Cell decision making in complex signalling environments

1 October 2021

Jonathan Chubb
MRC Laboratory for Molecular Cell Biology
University College, London

zoom recording

Abstract

Despite the intense activity in the field of developmental biology for many decades, our understanding of how cells make decisions about their fate is decidedly limited. Models tend to fall into two categories – instructive or permissive. Instructive models emphasise the external or inherited trigger, giving the cell no choice. Permissive models view the cell as waiting for some event that triggers a decision already made, often incorporating a central "noise plus feedback" element. These models can be useful in the limited number of apparently simple contexts in which cell fates appear to be determined by a limited number of components, yet in most systems, which are neither wholly instructive nor permissive, and often depend on a highly complex set of interactions between the cell and its environment, these opposing models lack utility.
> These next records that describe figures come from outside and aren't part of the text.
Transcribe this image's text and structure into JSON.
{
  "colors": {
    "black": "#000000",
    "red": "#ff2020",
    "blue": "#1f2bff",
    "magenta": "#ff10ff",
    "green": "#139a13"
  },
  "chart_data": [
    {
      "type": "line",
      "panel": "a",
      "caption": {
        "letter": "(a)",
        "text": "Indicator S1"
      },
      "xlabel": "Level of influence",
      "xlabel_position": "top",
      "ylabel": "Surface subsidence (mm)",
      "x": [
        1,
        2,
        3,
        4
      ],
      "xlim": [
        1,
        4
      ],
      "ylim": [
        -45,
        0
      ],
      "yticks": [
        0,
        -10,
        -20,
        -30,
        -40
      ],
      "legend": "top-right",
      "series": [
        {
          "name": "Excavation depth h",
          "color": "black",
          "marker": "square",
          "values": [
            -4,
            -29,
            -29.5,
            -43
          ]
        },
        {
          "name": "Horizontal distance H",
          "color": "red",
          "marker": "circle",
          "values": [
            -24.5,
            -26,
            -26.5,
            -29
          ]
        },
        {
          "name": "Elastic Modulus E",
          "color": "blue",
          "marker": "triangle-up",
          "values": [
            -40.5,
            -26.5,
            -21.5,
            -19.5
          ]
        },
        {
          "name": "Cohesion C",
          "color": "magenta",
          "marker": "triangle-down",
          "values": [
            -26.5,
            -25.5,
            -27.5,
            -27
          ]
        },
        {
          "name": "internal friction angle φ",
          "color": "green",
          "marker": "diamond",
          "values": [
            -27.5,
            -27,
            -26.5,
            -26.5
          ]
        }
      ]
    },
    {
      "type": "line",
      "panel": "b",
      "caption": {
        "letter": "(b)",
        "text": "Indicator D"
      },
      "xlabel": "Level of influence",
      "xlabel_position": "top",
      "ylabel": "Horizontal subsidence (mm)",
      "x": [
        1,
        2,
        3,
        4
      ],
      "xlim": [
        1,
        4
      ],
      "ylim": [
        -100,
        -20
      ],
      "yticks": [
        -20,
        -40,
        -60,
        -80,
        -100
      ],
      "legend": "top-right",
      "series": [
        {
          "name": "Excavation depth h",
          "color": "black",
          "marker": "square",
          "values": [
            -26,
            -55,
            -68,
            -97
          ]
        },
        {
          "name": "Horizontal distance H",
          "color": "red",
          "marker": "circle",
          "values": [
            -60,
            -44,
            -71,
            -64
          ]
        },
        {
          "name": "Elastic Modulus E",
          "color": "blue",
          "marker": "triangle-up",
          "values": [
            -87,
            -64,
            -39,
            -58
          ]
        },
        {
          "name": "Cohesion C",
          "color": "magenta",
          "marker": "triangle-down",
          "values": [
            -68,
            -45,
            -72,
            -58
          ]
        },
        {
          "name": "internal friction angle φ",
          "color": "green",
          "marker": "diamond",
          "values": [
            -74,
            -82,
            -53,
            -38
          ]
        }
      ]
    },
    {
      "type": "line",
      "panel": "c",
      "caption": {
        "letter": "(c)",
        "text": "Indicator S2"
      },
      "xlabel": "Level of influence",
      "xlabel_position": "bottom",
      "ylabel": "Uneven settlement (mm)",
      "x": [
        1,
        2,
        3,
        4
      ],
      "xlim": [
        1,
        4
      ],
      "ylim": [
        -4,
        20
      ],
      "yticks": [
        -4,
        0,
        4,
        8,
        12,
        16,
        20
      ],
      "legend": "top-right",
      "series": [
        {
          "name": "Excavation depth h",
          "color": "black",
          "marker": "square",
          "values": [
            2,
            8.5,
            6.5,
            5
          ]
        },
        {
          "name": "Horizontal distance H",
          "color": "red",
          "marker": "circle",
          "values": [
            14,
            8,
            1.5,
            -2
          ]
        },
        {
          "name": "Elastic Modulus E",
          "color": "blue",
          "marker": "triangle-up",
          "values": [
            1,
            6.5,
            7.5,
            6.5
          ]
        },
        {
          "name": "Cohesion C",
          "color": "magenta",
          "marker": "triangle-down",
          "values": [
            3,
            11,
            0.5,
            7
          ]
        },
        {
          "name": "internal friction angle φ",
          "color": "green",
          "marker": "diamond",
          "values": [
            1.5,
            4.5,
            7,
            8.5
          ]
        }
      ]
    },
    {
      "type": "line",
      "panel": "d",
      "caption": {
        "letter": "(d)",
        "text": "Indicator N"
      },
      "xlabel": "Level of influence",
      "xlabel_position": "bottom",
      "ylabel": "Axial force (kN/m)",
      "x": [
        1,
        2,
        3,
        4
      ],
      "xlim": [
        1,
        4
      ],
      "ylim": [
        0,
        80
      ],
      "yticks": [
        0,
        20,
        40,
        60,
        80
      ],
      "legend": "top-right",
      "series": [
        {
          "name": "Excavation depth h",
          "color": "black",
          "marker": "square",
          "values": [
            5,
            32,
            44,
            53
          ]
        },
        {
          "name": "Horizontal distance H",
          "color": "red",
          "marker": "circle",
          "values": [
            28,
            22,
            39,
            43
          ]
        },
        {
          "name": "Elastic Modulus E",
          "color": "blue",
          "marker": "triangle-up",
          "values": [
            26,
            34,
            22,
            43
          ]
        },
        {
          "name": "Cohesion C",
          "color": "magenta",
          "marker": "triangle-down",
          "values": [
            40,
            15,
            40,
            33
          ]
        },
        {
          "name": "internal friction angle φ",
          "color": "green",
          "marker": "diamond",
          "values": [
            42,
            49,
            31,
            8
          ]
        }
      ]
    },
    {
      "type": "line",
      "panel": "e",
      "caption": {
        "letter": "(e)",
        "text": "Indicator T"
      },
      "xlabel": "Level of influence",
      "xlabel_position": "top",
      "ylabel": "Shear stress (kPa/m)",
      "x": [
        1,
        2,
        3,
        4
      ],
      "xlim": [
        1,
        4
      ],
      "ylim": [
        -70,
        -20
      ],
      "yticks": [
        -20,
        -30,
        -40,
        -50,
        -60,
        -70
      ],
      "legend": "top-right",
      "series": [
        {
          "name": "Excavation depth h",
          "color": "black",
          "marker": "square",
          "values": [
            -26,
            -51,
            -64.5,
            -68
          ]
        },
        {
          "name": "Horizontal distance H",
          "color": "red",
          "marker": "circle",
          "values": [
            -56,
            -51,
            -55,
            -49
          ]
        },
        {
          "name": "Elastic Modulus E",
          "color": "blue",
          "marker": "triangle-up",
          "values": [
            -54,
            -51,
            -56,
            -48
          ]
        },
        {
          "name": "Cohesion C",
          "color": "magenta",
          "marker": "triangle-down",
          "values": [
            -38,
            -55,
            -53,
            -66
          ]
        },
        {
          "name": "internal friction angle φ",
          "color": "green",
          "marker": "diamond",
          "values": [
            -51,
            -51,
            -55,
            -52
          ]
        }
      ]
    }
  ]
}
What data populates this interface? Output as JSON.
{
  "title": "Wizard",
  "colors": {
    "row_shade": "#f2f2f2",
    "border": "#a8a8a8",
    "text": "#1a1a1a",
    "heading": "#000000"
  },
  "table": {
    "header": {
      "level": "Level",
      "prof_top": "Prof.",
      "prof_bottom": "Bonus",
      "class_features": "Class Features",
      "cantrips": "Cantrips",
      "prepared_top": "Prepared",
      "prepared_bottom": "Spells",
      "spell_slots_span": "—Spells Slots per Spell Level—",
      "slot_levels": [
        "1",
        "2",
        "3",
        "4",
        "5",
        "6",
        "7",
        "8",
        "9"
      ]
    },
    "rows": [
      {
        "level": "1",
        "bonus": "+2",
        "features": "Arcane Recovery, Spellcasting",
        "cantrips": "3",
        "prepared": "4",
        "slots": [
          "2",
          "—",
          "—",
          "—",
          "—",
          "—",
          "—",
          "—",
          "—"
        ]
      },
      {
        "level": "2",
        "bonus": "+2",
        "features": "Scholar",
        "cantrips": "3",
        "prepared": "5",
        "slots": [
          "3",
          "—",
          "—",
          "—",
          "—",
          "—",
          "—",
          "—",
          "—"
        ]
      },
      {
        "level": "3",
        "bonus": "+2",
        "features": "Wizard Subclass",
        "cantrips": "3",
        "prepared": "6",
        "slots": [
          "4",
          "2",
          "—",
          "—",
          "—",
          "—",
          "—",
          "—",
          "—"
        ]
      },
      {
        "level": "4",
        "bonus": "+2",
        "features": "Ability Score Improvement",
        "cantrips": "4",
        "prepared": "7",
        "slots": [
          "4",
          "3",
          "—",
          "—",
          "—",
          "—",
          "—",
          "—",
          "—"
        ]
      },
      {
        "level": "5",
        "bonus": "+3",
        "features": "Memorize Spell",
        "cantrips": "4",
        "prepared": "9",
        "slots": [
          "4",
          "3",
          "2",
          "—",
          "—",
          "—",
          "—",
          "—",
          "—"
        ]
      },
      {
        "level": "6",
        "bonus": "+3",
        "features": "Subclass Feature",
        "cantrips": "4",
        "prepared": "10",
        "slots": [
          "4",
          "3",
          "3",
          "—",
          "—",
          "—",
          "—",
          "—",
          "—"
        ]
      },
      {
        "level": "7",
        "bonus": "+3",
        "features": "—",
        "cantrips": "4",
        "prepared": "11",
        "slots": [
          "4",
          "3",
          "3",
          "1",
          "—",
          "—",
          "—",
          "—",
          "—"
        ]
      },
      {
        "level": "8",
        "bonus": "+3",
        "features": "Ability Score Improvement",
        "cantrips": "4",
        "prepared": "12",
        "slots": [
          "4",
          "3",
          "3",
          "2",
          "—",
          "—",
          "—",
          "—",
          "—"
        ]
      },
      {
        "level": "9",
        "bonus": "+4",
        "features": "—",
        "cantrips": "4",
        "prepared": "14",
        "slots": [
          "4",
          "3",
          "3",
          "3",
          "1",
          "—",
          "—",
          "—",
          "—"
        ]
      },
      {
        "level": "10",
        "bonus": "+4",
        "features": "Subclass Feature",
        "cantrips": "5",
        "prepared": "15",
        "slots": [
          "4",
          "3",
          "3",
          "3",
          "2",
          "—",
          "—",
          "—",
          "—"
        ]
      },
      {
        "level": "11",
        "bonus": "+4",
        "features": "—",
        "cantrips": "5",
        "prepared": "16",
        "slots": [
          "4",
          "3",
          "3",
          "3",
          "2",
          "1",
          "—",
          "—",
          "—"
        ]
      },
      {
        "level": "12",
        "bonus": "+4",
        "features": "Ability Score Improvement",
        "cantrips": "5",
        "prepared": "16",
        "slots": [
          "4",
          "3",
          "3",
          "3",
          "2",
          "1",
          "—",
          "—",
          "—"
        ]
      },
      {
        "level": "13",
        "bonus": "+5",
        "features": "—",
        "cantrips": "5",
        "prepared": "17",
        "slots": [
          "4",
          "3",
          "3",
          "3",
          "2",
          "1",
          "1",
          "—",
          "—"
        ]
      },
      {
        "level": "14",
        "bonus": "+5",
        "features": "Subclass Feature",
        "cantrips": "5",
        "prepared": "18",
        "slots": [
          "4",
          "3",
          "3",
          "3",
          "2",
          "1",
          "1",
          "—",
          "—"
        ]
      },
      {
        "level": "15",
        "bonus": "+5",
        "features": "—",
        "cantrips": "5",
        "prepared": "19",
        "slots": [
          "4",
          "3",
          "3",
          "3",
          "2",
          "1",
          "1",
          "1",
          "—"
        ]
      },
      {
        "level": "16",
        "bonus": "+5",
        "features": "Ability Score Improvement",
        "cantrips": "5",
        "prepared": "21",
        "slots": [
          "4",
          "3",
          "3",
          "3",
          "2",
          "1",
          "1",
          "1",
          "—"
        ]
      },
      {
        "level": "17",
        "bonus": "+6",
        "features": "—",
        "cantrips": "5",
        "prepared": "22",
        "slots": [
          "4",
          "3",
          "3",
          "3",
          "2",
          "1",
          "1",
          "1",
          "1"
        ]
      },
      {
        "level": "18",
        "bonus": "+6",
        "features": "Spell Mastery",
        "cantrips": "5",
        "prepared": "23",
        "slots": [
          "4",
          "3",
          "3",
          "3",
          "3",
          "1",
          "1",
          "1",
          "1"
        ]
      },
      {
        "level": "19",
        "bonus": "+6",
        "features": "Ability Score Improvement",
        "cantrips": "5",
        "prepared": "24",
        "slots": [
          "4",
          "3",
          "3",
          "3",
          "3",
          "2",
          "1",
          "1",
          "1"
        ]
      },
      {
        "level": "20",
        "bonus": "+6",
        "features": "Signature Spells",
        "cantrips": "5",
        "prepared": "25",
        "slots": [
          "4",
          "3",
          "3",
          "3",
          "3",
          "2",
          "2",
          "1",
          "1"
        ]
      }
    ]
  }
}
Although progress has been made by studying specific molecules, these approaches do not reveal the complexity of how the niche interacts with the cell, and we are far from having a fully parameterised catalogue of all the salient molecular interactions occurring within the cell. The primary problem we face is to determine the appropriate level of organisation at which we focus our efforts, and to measure all the implicated agents in the decision-making process (such signals, cells, transcription factors etc. ) within a meaningful physiological dynamic range. I will tentatively outline what we think may be possible.